The industry has matured considerably from the industry shakeout of 2012. Now that the market has come closer to equilibrium, companies are now looking to PV demand as the proxy for future strategy. The industry consensus is of a return to high installation growth in 2014. IHS predicted back in December 2013 that 2014 would see that strongest growth in three years with installations reaching 40-45 GW. These increasing demand forecasts are compelling leading manufacturers to expand production capacities in order maintain and improve their respective market shares.
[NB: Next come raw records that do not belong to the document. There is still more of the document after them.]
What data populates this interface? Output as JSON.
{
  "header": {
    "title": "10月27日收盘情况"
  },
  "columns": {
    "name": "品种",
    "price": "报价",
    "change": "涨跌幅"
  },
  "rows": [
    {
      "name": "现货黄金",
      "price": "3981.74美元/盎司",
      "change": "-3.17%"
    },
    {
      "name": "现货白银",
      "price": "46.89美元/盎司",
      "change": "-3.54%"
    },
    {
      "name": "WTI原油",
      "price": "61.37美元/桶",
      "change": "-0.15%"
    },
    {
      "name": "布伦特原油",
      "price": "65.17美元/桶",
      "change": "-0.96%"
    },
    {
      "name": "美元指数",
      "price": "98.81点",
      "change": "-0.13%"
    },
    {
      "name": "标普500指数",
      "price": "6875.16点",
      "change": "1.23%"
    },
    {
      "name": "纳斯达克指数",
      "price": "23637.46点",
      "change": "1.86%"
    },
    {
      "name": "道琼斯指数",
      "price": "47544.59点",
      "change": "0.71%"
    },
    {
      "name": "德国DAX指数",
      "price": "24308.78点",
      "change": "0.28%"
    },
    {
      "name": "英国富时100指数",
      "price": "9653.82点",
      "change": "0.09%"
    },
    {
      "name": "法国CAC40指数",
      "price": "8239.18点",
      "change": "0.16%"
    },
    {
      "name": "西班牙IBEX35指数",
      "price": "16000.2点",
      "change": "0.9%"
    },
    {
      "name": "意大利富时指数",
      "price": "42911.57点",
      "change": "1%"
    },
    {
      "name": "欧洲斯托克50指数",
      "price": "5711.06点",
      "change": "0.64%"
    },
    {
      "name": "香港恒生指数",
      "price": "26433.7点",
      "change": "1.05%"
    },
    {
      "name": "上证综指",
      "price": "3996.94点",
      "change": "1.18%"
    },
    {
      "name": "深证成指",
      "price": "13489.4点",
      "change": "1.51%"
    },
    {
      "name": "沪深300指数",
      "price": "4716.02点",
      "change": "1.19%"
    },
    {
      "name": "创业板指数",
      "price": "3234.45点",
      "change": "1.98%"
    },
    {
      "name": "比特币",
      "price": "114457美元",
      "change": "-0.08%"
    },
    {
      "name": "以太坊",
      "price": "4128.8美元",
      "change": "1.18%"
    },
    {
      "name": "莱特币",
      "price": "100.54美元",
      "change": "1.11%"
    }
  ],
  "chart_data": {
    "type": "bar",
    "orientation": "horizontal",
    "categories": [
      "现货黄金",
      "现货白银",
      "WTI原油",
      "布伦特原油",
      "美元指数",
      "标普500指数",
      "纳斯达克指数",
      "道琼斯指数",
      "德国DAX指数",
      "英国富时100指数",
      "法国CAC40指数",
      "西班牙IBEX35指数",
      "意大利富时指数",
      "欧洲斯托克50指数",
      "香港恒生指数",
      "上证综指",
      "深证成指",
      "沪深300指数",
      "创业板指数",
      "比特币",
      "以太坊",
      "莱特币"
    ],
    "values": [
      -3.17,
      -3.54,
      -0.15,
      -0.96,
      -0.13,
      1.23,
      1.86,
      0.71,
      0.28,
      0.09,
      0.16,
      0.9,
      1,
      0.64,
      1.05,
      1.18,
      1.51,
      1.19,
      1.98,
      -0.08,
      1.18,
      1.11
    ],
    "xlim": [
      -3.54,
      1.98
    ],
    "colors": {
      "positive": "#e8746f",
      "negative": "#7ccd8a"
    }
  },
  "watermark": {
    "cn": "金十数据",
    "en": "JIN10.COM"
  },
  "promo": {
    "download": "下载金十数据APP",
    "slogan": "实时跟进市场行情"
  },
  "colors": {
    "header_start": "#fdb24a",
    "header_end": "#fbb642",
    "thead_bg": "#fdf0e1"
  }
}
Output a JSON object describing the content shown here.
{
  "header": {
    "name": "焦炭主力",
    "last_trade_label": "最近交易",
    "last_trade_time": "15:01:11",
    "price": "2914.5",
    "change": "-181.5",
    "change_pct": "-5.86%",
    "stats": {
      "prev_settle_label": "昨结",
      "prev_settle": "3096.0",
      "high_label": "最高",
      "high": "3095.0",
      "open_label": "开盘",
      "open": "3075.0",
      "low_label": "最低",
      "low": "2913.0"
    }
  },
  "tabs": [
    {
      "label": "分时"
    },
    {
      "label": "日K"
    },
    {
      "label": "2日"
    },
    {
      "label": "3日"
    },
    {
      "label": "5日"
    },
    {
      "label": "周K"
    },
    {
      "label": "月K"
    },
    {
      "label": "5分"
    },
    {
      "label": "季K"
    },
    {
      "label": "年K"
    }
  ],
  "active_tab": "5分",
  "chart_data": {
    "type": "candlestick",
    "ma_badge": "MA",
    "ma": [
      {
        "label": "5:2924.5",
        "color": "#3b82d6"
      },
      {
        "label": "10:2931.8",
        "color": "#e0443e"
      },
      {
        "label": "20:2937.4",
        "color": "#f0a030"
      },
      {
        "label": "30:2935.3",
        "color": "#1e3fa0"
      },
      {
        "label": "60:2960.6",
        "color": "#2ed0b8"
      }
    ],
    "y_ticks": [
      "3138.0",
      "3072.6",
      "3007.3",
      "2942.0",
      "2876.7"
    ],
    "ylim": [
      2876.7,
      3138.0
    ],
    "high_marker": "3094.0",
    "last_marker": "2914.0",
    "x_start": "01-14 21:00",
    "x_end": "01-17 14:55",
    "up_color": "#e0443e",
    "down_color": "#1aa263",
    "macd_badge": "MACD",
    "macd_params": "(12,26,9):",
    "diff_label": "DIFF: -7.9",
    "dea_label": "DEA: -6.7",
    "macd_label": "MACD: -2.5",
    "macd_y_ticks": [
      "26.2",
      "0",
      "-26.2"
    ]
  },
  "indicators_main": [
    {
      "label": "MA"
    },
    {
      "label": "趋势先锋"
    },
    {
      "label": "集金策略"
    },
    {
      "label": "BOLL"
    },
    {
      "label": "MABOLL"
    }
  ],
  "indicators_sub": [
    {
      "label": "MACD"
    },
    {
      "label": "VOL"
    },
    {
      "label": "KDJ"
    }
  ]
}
While there are expansions underway in developed solar regions of the United States, European Union and China, PV manufacturers are gaining interest in running operations in emerging markets, a trend that is expected to result in new factory openings and boosting local capital spending in areas such as the Middle East, South America and parts of Africa in the long term."

Background

Chinese manufacturer Canadian Solar and U.S.-based SunPower have both confirmed their plans to expand production capacity and increasing capital expenditures. In SEC filings related to its latest stock offering to raise around US$200 million, Canadian Solar noted that one of the key reasons for raising capital was for further expansion of module manufacturing capacity to 3GW to meet growing demand. The same filing also revealed that the company had increased module assembly capacity at its plant in Ontario, Canada from 330MW at the end of 2013 to 530MW of as of January 31, 2014. Meanwhile, SunPower has guided that its capital expenditures in 2014 would nearly double that of 2013. The company reported that 2014 capital spending would be in the range of $150 million to $170 million, an increase of approximately 90% from its original guidance of $70 million to $90 million. IHS expects other manufacturers to make similar expansion plans throughout 2014.